Orang yang dihormati dalam struktur adat biasa dikenal sebagai “orang tuo kampung” atau ninik mamak.
Selanjutnya proses acara selanjutnya dilakukan terhadap “orang tuo kampung” atau ninik mamak (Pasal 3).
Pihak tertuduh dapat menyangkal dari dakwaannya. Sedangkan apabila dia kemudian ingkar terhadap tuduhannya, maka proses selanjutnya diserahkan kepada proses adat. Dimana pihak yang ingkar harus mengeluarkan biaya yang diperlukan selama proses berlangsung (Pasal 4).
Begitu proses berlangsung maka pihak yang ingkar terhadap tuduhannya harus mampu membuktikan proses sebenarnya (Pasal 5, Pasal 6).

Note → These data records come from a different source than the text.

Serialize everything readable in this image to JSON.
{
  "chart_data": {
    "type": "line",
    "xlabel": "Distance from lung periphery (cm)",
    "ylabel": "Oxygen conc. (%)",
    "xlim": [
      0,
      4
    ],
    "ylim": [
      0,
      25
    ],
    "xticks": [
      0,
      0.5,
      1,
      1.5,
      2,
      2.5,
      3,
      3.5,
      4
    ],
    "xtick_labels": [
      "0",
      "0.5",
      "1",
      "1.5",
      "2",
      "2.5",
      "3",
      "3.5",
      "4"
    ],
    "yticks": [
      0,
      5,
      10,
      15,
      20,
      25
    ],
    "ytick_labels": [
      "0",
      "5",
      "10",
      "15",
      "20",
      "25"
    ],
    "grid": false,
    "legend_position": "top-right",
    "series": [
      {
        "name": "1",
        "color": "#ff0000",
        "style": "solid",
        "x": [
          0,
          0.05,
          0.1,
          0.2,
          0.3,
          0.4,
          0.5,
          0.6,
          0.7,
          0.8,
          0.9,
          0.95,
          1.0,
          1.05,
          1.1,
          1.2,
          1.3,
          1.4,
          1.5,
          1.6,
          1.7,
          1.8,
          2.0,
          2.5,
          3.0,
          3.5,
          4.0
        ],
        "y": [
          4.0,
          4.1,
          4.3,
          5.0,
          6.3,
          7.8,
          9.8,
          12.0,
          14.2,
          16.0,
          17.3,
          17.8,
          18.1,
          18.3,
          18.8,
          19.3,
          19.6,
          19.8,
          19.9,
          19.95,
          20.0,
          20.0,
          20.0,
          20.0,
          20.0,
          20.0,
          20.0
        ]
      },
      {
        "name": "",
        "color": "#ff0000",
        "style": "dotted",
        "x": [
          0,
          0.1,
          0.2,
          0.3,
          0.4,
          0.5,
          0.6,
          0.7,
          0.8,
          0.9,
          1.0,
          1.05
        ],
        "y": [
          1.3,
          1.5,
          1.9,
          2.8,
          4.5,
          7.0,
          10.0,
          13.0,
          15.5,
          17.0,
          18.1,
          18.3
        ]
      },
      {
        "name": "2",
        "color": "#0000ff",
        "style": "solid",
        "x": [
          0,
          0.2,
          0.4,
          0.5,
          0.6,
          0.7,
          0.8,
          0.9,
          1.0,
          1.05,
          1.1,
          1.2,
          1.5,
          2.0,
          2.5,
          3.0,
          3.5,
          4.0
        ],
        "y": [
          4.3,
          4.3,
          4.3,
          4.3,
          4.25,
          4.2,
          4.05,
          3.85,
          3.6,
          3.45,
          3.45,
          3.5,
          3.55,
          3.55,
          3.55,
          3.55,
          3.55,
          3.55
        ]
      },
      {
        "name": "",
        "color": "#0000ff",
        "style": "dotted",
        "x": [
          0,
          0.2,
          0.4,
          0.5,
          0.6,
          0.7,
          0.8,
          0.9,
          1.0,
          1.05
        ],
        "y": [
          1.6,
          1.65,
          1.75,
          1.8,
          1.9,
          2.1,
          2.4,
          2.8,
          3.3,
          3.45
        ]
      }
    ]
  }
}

Sedangkan pasal 7 mengatur tentang “tidak dibenarkan mengeluarkan kata-kata yang tidak pantas. Atau para pihak harus mengikuti putusan adat.
Selama proses berlangsung, para pihak tidak dibenarkan mengeluarkan kata-kata yang tidak pantas dihadapan pemangku adat. Terhadap pelanggaran maka dapat dijatuhi sanksi adat.
Mekanisme ini biasa dikenal “countempt of court”. Atau penghinaan terhadap Pengadilan.
Sedangkan apabila putusan adat telah dijatuhkan namun kemudian putusan sama sekali tidak diikuti oleh para pihak maka ada sanksi adat tersendiri.
Berbagai seloko sering menyebutkan seperti “buangan dalam negeri”, Pusako mencil. Umo betalang jauh”.
Seloko seperti “buangan dalam negeri” atau “Pusako mencil. Umo betalang jauh” sering dipadankan dengan “ingkar pulang ke batin. Kereh pulang kerajo”.
Ada juga menyebutkan didalam seloko seperti “bejalan melintang tapak, panjang tanduk naik menggileh. Mentang-mentang tanduk panjang nak menjadi orang cilako dalam negeri
Semuanya menunjukkan ketidaktaatan” mematuhi sanksi adat.
Dan kemudian Diungkapkan didalam seloko seperti “tinggi tidak dikadah. Rendah tidak dikutung. Tengah-tengah dimakan Kumbang”.
Atau sering juga disebutkan dengan “be ayam kuau, bekambing kijang, bekalambu rosam, bekasua gambi’. Sehingga tidak salah kemudian disebutkan sebagai “buangan dalam negeri”.
Pasal 11 mengatur larangan orang mendatangi pembesar adat dengan membawa alat senjata serta mengeluarkan kata-kata keji.
Didalam seloko sering juga disebutkan “Memekik. Mengentam tanah. Menggulung lengan baju. Menyingsing kaki keluar. Ada juga menyebutkan “Memekik. Menghentam Tanah. Menggulung lengan baju. Menyingsing kaki celana ke atas”.
Makna dari seloko sering diartikan, “menyingsingkan lengan” artinya menggulung lengan baju” bersiap untuk menggunakan kuda-kuda. Gerakan silat. Kesemuanya diartikan sebagai “menantang untuk berkelahi”.
Namun sanksinya lebih berat apabila kemudian mendatangi pembesar negeri. Demikian yang diatur didalam pasal 11 “Oendang-oendang Jambi”.